Date on Master's Thesis/Doctoral Dissertation

8-2016

Document Type

Doctoral Dissertation

Degree Name

Ph. D.

Department

Sociology

Degree Program

Sociology (Applied), PhD

Committee Chair

Gagne, Patricia

Committee Member

Roelfs, David

Committee Member

Carini, Robert

Committee Member

Marshall, Gul Aldikacti

Committee Member

Zierold, Kristina

Committee Member

Rice, Corrie

Author's Keywords

interagency collaboration; gender; power; child welfare; families; bureaucracy; human services

Abstract

This study incorporated a feminist approach to the use of multiple qualitative methods by conducting participant observation, focus group interviewing, and in-depth interviewing of women and men affiliated with a diverse representation of human service organizations.
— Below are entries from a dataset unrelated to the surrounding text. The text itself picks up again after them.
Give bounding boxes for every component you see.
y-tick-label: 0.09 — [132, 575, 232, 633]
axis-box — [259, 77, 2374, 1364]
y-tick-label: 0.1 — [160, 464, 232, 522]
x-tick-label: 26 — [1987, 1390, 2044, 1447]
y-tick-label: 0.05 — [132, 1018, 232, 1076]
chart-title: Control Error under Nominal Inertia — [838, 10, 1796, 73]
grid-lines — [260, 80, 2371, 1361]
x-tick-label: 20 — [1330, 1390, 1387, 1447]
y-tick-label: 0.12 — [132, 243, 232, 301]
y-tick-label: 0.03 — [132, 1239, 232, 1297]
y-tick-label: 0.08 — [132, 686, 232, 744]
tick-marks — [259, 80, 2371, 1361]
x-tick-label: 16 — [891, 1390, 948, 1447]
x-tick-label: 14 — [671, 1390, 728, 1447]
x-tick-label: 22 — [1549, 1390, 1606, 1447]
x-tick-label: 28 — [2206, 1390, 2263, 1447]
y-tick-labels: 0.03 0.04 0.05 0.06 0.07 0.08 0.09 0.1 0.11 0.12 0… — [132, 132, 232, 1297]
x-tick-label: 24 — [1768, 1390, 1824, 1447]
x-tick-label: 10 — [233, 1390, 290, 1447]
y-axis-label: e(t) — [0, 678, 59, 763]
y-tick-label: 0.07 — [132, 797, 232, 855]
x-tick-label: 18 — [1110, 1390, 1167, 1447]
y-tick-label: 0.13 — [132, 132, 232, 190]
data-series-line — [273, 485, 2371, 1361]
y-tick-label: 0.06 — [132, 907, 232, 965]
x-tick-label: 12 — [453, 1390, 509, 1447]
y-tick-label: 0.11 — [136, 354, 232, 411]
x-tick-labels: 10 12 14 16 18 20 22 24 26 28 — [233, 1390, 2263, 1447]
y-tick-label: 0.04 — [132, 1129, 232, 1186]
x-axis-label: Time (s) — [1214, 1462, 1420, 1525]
An applied research partnership with a multi-county human service organization provided entrée to the study population. Through analytic induction using a grounded theoretical approach the study explored perceptions of power, authority, gender, inequality, and bureaucratic constraints that emerged during organizational processes of interagency collaboration among multidisciplinary human service organizations (Charmaz 2014; Corbin and Strauss 2014). Findings indicate that establishing relationships is critical for interagency collaboration to be effective; however, the lived experience of interagency collaboration is that ethics of care and care work are constrained by gendered power dynamics, primarily ethics of justice embedded in bureaucratically-structured human service organizations situated within a plurality of complexities. Further, tensions between bureaucracy and ethics of care are enacted through relative, subjective, and exclusionary forms of gendered and other types of intersectionally-situated bureaucratic power.